On more than one occasion, he told me he wished he was in a coma and that this, his life today, was just a hallucination: Mommy was still alive, tending to the real gardens where orchids did indeed bloom, under a real sky while he lay in a deep sleep.
We could all be in comas. But my hunch is that my father grew old alone.
The white hair always shocked me, at first. His Hawaiian shirt in the dead of winter, no.
‘Margaret,’ he cried, face pinched. Mar-ga-ret. No chintzing on the English language. No Monkey, either – refrained but not forgotten. I would always be Monkey, not Margaret, to him; the name was always on the tip of his tongue. M-M-M… When he thinks Monkey, the past comes alive.
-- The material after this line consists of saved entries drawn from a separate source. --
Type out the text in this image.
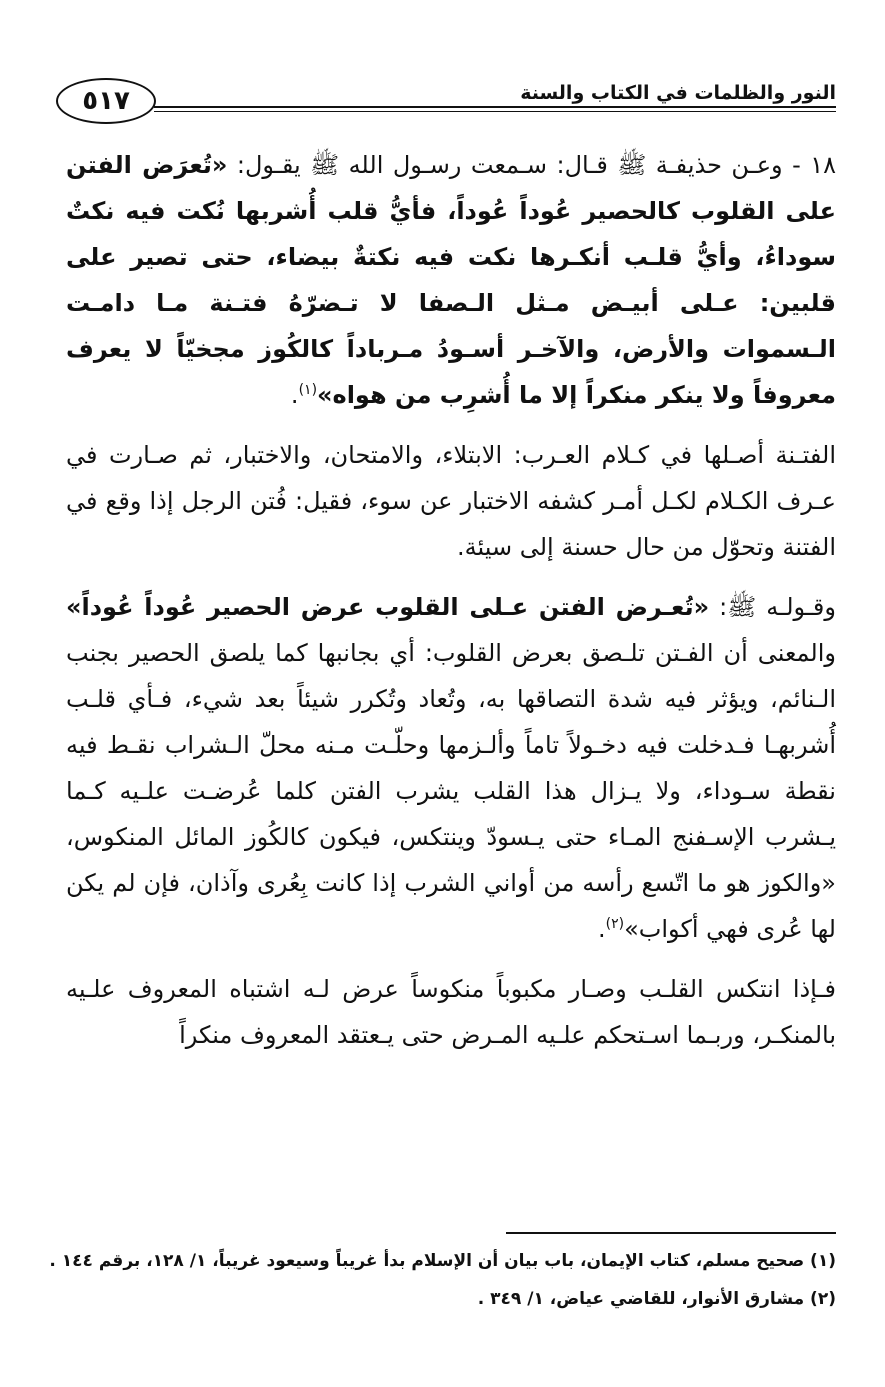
النور والظلمات في الكتاب والسنة
٥١٧

١٨ - وعـن حذيفـة ﷺ قـال: سـمعت رسـول الله ﷺ يقـول: «تُعرَض الفتن على القلوب كالحصير عُوداً عُوداً، فأيُّ قلب أُشربها نُكت فيه نكتٌ سوداءُ، وأيُّ قلـب أنكـرها نكت فيه نكتةٌ بيضاء، حتى تصير على قلبين: عـلى أبيـض مـثل الـصفا لا تـضرّهُ فتـنة مـا دامـت الـسموات والأرض، والآخـر أسـودُ مـرباداً كالكُوز مجخيّاً لا يعرف معروفاً ولا ينكر منكراً إلا ما أُشرِب من هواه»$^{(١)}$.

الفتـنة أصـلها في كـلام العـرب: الابتلاء، والامتحان، والاختبار، ثم صـارت في عـرف الكـلام لكـل أمـر كشفه الاختبار عن سوء، فقيل: فُتن الرجل إذا وقع في الفتنة وتحوّل من حال حسنة إلى سيئة.

وقـولـه ﷺ: «تُعـرض الفتن عـلى القلوب عرض الحصير عُوداً عُوداً» والمعنى أن الفـتن تلـصق بعرض القلوب: أي بجانبها كما يلصق الحصير بجنب الـنائم، ويؤثر فيه شدة التصاقها به، وتُعاد وتُكرر شيئاً بعد شيء، فـأي قلـب أُشربهـا فـدخلت فيه دخـولاً تاماً وألـزمها وحلّـت مـنه محلّ الـشراب نقـط فيه نقطة سـوداء، ولا يـزال هذا القلب يشرب الفتن كلما عُرضـت علـيه كـما يـشرب الإسـفنج المـاء حتى يـسودّ وينتكس، فيكون كالكُوز المائل المنكوس، «والكوز هو ما اتّسع رأسه من أواني الشرب إذا كانت بِعُرى وآذان، فإن لم يكن لها عُرى فهي أكواب»$^{(٢)}$.

فـإذا انتكس القلـب وصـار مكبوباً منكوساً عرض لـه اشتباه المعروف علـيه بالمنكـر، وربـما اسـتحكم علـيه المـرض حتى يـعتقد المعروف منكراً

(١) صحيح مسلم، كتاب الإيمان، باب بيان أن الإسلام بدأ غريباً وسيعود غريباً، ١/ ١٢٨، برقم ١٤٤ .

(٢) مشارق الأنوار، للقاضي عياض، ١/ ٣٤٩ .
‘Happy birthday, Dad!’ I cried out.
Only Mar-ga-ret gets a kiss, a quick flutter on the lips, gone like butterflies. Korean men were not kissers, but I was his youngest and his favourite. He never said so, but I knew so. I was always his heroine; Monkey in tortoise-shell barrettes, winning a first place ribbon on the balance beam, a second prize trophy at the Science Fair, straight A’s in French. I was Madame Curie, Rosa Parks, Pearl Buck, all the heroines of our time. These days, on the rare occasions I was here, when I would turn my face a certain way in a certain light, or look up from eating, he would set down his fork or newspaper, his face silken with memory: ‘You look just like Mommy.’
Our months apart were lost years.
In the foyer my father took my coat, a ratty fake fur. ‘My birthday is tomorrow, Margaret, not today.’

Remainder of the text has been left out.